For some reason I’ve been really into the idea of winter cycling. Winter, of course, being relative — I do live in Northern California, and I still have no interest in biking in the rain. But I love sunny, chilly weather, and I regret that I basically didn’t ride my bike between July and January of last year. So, sure: winter 2013-2014, the season of cycling.

First, of course, I had to get some gear. I cashed in some REI gift cards for knee warmers and full-fingered gloves and a non-sleeveless top, and I dug out a fleece-y jersey that I bought on super sale last year but hadn’t had much occasion to wear, given that I’m usually sweaty and steaming the second it hits about 58 degrees.

Then, it had to get cold. Enter: the legendary California cold snap. Perfect.

I had these fantasies of slicing through the winter sun, casting long shadows, seeing my breath. I’d be bundled up and perfectly toasty, smugly taking advantage of the fleeting gorgeous days.

Yeah. Here’s what actually happened when I headed to the Three Bears on Saturday:

  • It was windy — the kind of wind that bored into my eyeballs and gave me a headache about three minutes in. And despite the fact that the route is a square, it felt like I had a headwind on three of the four legs.
  • My gloves made my hands cramp up, another sign (see also: padded socks, cushioned running shoes) that my body rejects all attempts at comfort.
  • My normally perfectly grippy tri shorts bottoms gripped less well on knee-warmer fabric than they do on my legs, so the shorts rode up and the knee warmers slipped down, squeezing out a little line of pudge on each thigh.
  • My newly exposed thigh pudge started rubbing against a rogue piece of velcro from my flat kit, which I was too cold to feel, which led to the chafing from hell, not to mention frayed spots on the shorts and the knee warmers.

Not exactly a stellar first showing.

I’ll get another try this weekend during my tri club’s Santa ride, during which I’ll add plush reindeer antlers to my winter cycling ensemble.

Then again, it’s supposed to be 60 degrees again by Saturday.

Six Months of Bike Commuting

I’ve been commuting by bike semi-regularly for about six months now. “Semi-regularly” in this case means once a week, sometimes twice, with a few extended breaks during especially risk-averse periods like right before Vineman and a few spots of riding more often because of transit issues.
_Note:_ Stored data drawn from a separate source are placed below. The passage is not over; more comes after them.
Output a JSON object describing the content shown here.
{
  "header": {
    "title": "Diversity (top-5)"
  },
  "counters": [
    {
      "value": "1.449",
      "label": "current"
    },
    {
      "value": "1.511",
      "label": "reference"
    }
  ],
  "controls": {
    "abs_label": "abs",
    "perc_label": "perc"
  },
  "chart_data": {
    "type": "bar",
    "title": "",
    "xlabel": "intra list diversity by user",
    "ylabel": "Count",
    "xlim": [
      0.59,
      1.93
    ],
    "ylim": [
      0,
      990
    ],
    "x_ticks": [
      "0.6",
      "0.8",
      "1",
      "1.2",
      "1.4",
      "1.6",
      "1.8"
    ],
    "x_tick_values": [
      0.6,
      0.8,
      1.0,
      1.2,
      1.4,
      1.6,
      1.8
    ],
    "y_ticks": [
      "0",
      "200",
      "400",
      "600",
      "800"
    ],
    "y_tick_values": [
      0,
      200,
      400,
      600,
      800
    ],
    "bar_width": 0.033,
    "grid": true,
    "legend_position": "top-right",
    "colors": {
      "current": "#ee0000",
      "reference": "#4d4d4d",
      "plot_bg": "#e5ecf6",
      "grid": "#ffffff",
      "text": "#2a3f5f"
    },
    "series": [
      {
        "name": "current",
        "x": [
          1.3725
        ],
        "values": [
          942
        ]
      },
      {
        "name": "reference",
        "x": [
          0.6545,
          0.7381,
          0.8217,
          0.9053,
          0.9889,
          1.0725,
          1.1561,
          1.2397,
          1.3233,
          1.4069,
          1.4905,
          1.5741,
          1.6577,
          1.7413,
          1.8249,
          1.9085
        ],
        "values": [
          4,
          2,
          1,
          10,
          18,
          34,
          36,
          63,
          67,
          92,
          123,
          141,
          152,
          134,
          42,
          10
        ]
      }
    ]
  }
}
I’m not completely converted to the wonders of bike commuting, and I still find it too psychologically taxing and logistically challenging to do it every day. But over the past six months, I’ve found it to be a nice change of pace and something I can even look forward to, with the right preparation.

I read a bunch of “beginner bike commuter” posts before I started riding, and they were helpful. But they were also generally written with the rosy haze of having conquered something: “I was scared to bike to work, but now it’s amazing!” I don’t necessarily feel that way. I’m happy to be riding to work, to have it as an option, but it’s also still a big deal and something I have to psych myself up to do. I feel like I’m still in the thick of learning and figuring out my process and dealing with my fears. Here’s where I stand six months in:

I do not find it relaxing. I do not feel about biking to work the same way I do about other exercise — e.g. that it’s a way to clear my mind, spend time with myself, or relieve stress. I do enjoy that I get to be outside more, and I do like not having to deal with the whims and frustrations of public transit, but I do not find the required constant awareness of cars/pedestrians/other cyclists/traffic signals/construction/the wind to be particularly lovely. It’s a way to get to work. Like all ways to get to work, it has its positives and its negatives.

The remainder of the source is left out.